Contributions and Decomposition

Abacus stores additive contribution terms for fitted PanelMMM models and exposes them through the data wrapper, summary tables, and plotting suite.

Use this page to inspect media, baseline, control, seasonality, and event effects. For channel efficiency ratios built from media contributions, see ROAS and Metrics.

Contribution surfaces

You can work with contributions at three levels.

Surface Use it for
mmm.data Raw xarray contribution samples
mmm.summary DataFrames with posterior means, medians, and HDIs
mmm.plot Time-series and waterfall visualisations

Read raw contribution samples

The lowest-level accessor is mmm.data.get_contributions(...):

contributions = mmm.data.get_contributions(
    original_scale=True,
    include_baseline=True,
    include_controls=True,
    include_seasonality=True,
    include_events=True,
)

Depending on the fitted model, the returned dataset can contain:

  • channels
  • baseline
  • controls
  • seasonality
  • events

baseline includes the intercept contribution and any Mundlak contribution when the fitted model uses Mundlak CRE terms.

For media-only contribution samples, use:

channel_contributions = mmm.data.get_channel_contributions(original_scale=True)

Summarise one contribution type

Use mmm.summary.contributions(...) when you want a tidy table with posterior summary statistics:

channel_df = mmm.summary.contributions(
    component="channel",
    hdi_probs=[0.80, 0.94],
)

Supported component values are:

  • channel or channels
  • control or controls
  • seasonality
  • baseline

The returned table includes:

  • identifying columns such as date, channel, control, and any panel dims
  • mean
  • median
  • HDI bound columns such as abs_error_94_lower and abs_error_94_upper

mmm.summary.contributions(...) does not expose event effects. For event effects, use mmm.data.get_contributions(include_events=True) or mmm.summary.mean_contributions_over_time().

Create a wide decomposition table

Use mmm.summary.mean_contributions_over_time(...) when you want one row per time point and panel slice:

decomposition = mmm.summary.mean_contributions_over_time(
    original_scale=True,
)

This table contains posterior means only. It widens the contribution data so that each retained component becomes a column.

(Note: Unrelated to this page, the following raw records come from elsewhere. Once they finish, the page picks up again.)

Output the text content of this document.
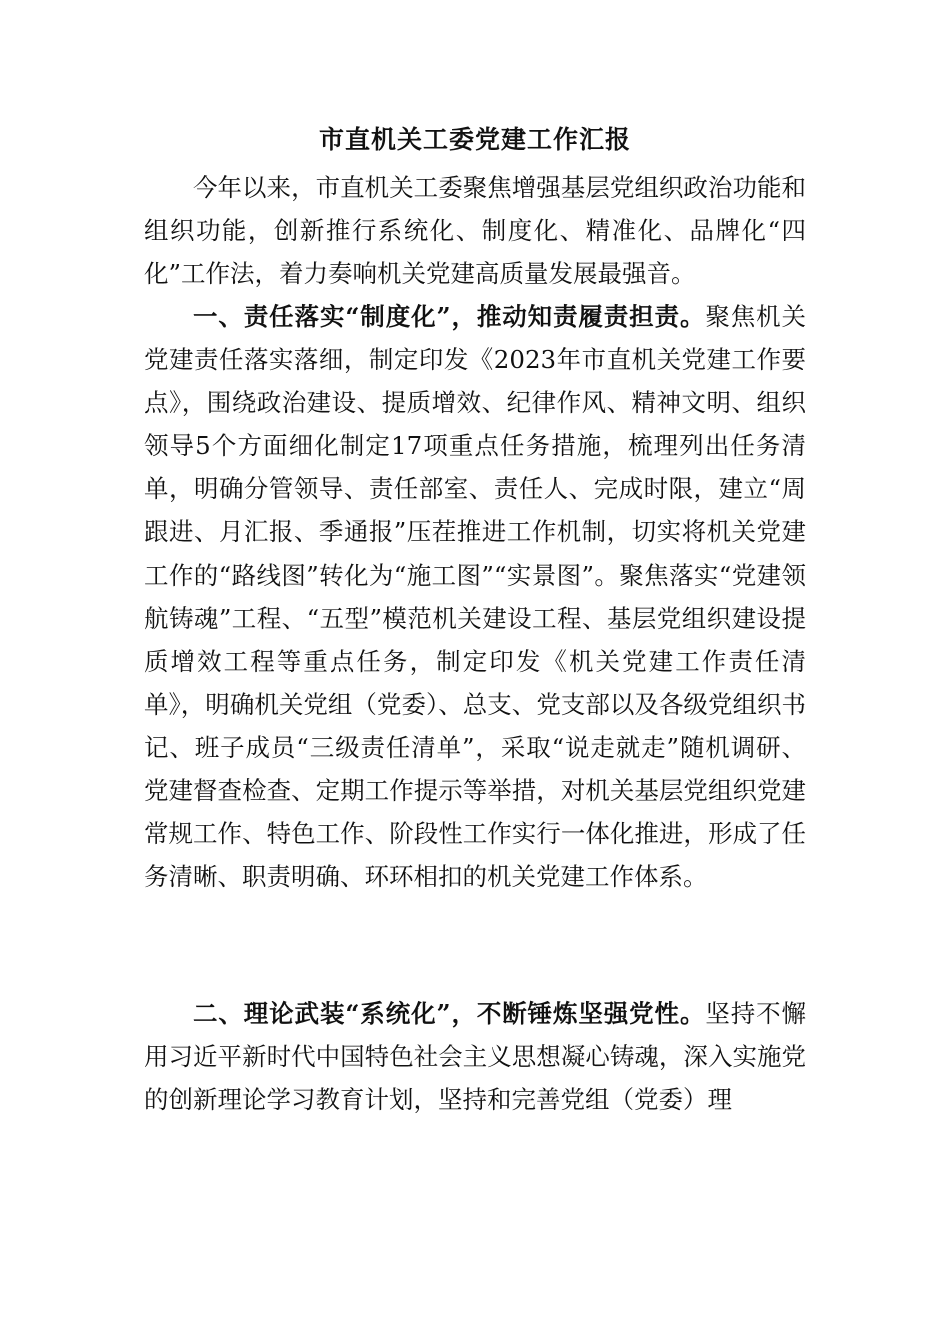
市直机关工委党建工作汇报

今年以来，市直机关工委聚焦增强基层党组织政治功能和组织功能，创新推行系统化、制度化、精准化、品牌化“四化”工作法，着力奏响机关党建高质量发展最强音。

一、责任落实“制度化”，推动知责履责担责。聚焦机关党建责任落实落细，制定印发《2023年市直机关党建工作要点》，围绕政治建设、提质增效、纪律作风、精神文明、组织领导5个方面细化制定17项重点任务措施，梳理列出任务清单，明确分管领导、责任部室、责任人、完成时限，建立“周跟进、月汇报、季通报”压茬推进工作机制，切实将机关党建工作的“路线图”转化为“施工图”“实景图”。聚焦落实“党建领航铸魂”工程、“五型”模范机关建设工程、基层党组织建设提质增效工程等重点任务，制定印发《机关党建工作责任清单》，明确机关党组（党委）、总支、党支部以及各级党组织书记、班子成员“三级责任清单”，采取“说走就走”随机调研、党建督查检查、定期工作提示等举措，对机关基层党组织党建常规工作、特色工作、阶段性工作实行一体化推进，形成了任务清晰、职责明确、环环相扣的机关党建工作体系。

二、理论武装“系统化”，不断锤炼坚强党性。坚持不懈用习近平新时代中国特色社会主义思想凝心铸魂，深入实施党的创新理论学习教育计划，坚持和完善党组（党委）理
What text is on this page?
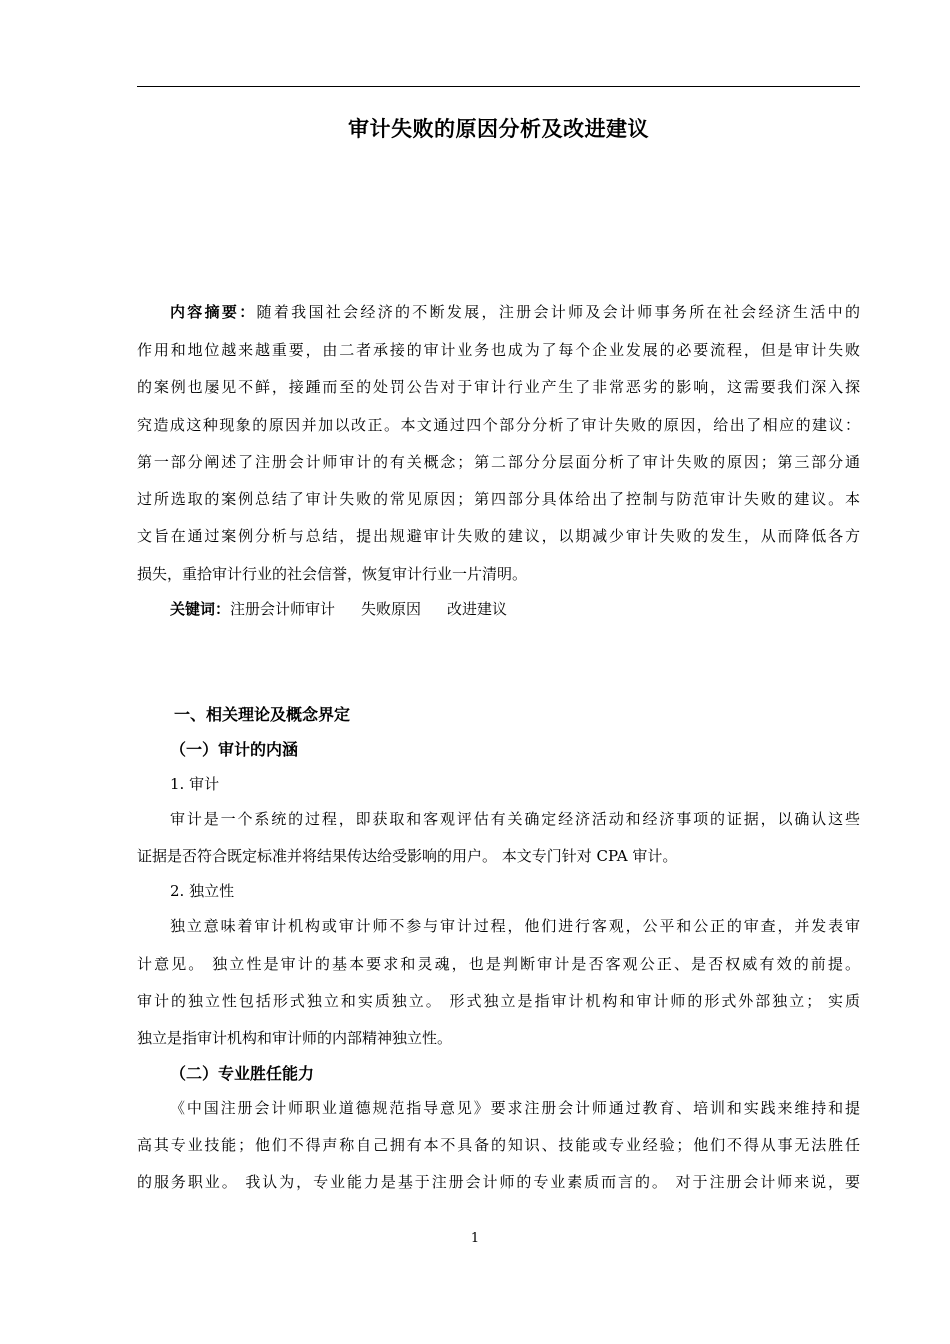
审计失败的原因分析及改进建议
内容摘要：随着我国社会经济的不断发展，注册会计师及会计师事务所在社会经济生活中的
作用和地位越来越重要，由二者承接的审计业务也成为了每个企业发展的必要流程，但是审计失败
的案例也屡见不鲜，接踵而至的处罚公告对于审计行业产生了非常恶劣的影响，这需要我们深入探
究造成这种现象的原因并加以改正。本文通过四个部分分析了审计失败的原因，给出了相应的建议：
第一部分阐述了注册会计师审计的有关概念；第二部分分层面分析了审计失败的原因；第三部分通
过所选取的案例总结了审计失败的常见原因；第四部分具体给出了控制与防范审计失败的建议。本
文旨在通过案例分析与总结，提出规避审计失败的建议，以期减少审计失败的发生，从而降低各方
损失，重拾审计行业的社会信誉，恢复审计行业一片清明。
关键词：注册会计师审计 失败原因 改进建议
一、相关理论及概念界定
（一）审计的内涵
1. 审计
审计是一个系统的过程，即获取和客观评估有关确定经济活动和经济事项的证据，以确认这些
证据是否符合既定标准并将结果传达给受影响的用户。 本文专门针对 CPA 审计。
2. 独立性
独立意味着审计机构或审计师不参与审计过程，他们进行客观，公平和公正的审查，并发表审
计意见。 独立性是审计的基本要求和灵魂，也是判断审计是否客观公正、是否权威有效的前提。
审计的独立性包括形式独立和实质独立。 形式独立是指审计机构和审计师的形式外部独立； 实质
独立是指审计机构和审计师的内部精神独立性。
（二）专业胜任能力
《中国注册会计师职业道德规范指导意见》要求注册会计师通过教育、培训和实践来维持和提
高其专业技能；他们不得声称自己拥有本不具备的知识、技能或专业经验；他们不得从事无法胜任
的服务职业。 我认为，专业能力是基于注册会计师的专业素质而言的。 对于注册会计师来说，要
1
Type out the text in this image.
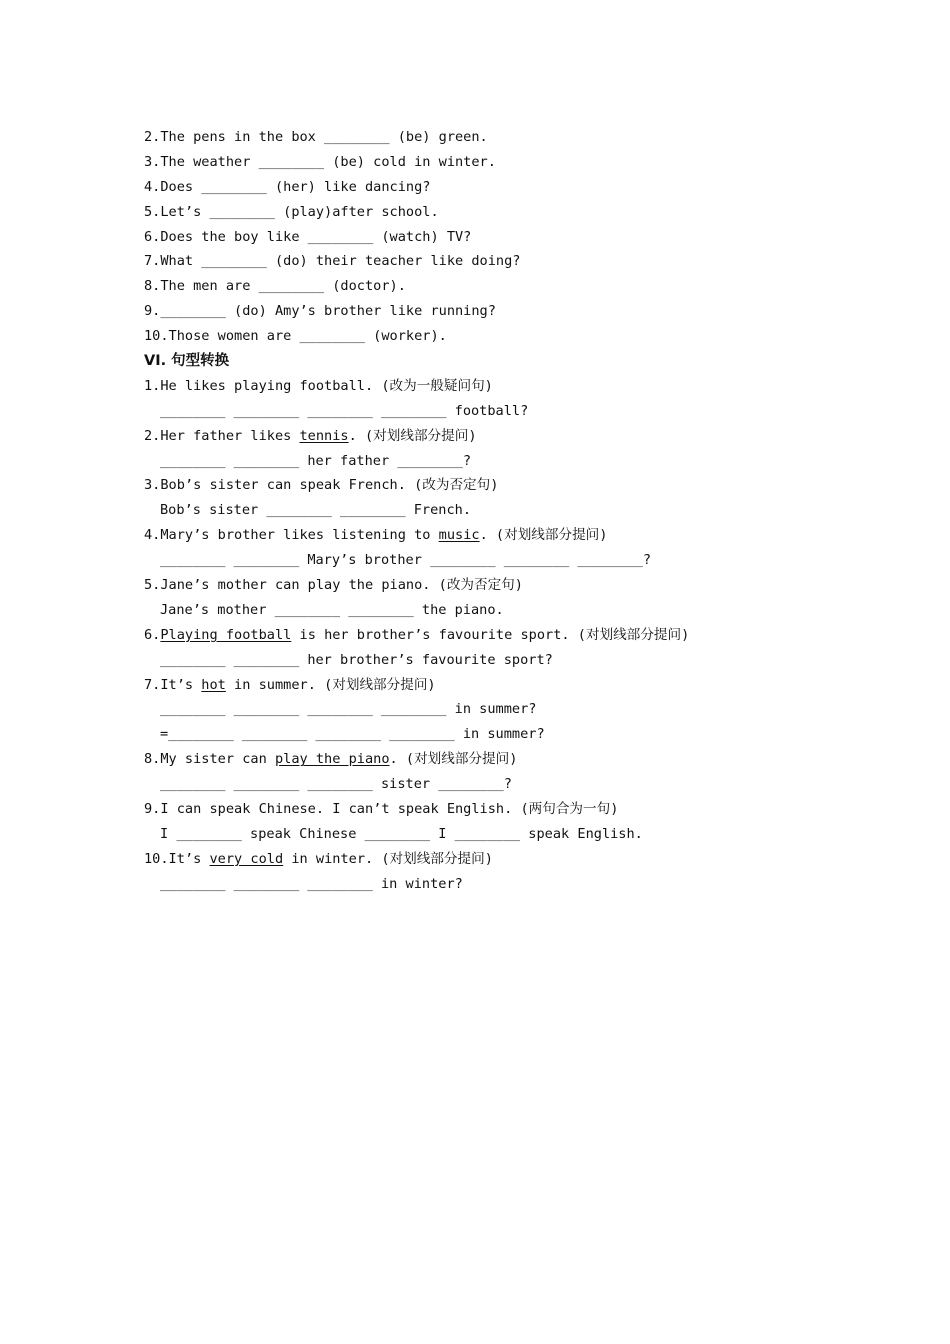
2.The pens in the box ________ (be) green.
3.The weather ________ (be) cold in winter.
4.Does ________ (her) like dancing?
5.Let’s ________ (play)after school.
6.Does the boy like ________ (watch) TV?
7.What ________ (do) their teacher like doing?
8.The men are ________ (doctor).
9.________ (do) Amy’s brother like running?
10.Those women are ________ (worker).
VI. 句型转换
1.He likes playing football. (改为一般疑问句)
________ ________ ________ ________ football?
2.Her father likes tennis. (对划线部分提问)
________ ________ her father ________?
3.Bob’s sister can speak French. (改为否定句)
Bob’s sister ________ ________ French.
4.Mary’s brother likes listening to music. (对划线部分提问)
________ ________ Mary’s brother ________ ________ ________?
5.Jane’s mother can play the piano. (改为否定句)
Jane’s mother ________ ________ the piano.
6.Playing football is her brother’s favourite sport. (对划线部分提问)
________ ________ her brother’s favourite sport?
7.It’s hot in summer. (对划线部分提问)
________ ________ ________ ________ in summer?
=________ ________ ________ ________ in summer?
8.My sister can play the piano. (对划线部分提问)
________ ________ ________ sister ________?
9.I can speak Chinese. I can’t speak English. (两句合为一句)
I ________ speak Chinese ________ I ________ speak English.
10.It’s very cold in winter. (对划线部分提问)
________ ________ ________ in winter?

Typical output looks like this:

date geo TV Search baseline seasonality
2024-01-01 UK 1240.5 822.1 5110.7 -95.4
2024-01-08 UK 1302.8 801.6 5076.9 22.7

When present, the wide table also includes:

  • control columns
  • event columns named from posterior variables that end with _total_effect

Aggregate total contribution by component

Use mmm.summary.total_contribution(...) when you want one row per date and component type after summing across individual channels or controls:

totals = mmm.summary.total_contribution(frequency="monthly")

This is useful when you want a component-level roll-up, for example total media versus baseline.

Inspect change over time

Use mmm.summary.change_over_time(...) for percentage change in channel contributions between consecutive periods:

changes = mmm.summary.change_over_time(frequency="monthly")

This summary requires a date dimension. Do not use frequency="all_time".

Plot decomposition outputs

Use the plotting suite for visual inspection:

waterfall_figure, waterfall_axes = mmm.plot.waterfall_components_decomposition(
    original_scale=True,
)

area_figure, area_axes = mmm.plot.media_contribution_over_time(
    original_scale=True,
)

Useful plotting methods are:

  • waterfall_components_decomposition(...)
  • media_contribution_over_time(...)
  • contributions_over_time(...)
  • channel_contribution_share_hdi(...)

Example decomposition output:

Waterfall decomposition example Waterfall decomposition example

Media contribution over time Media contribution over time

Practical guidance

  • Use original_scale=True when you want business-unit interpretation.
  • Use mmm.summary.contributions(...) for tidy per-component tables.
  • Use mmm.summary.mean_contributions_over_time() for decomposition exports.
  • Use mmm.summary.total_contribution() when you only need component-level totals.

Common pitfalls

  • Expecting mmm.summary.contributions(...) to include event effects
  • Forgetting that baseline can include more than the intercept when Mundlak CRE is enabled
  • Using frequency="all_time" with mean_contributions_over_time() or change_over_time()

Response Curves

Use response curves to inspect the fitted media transformations directly.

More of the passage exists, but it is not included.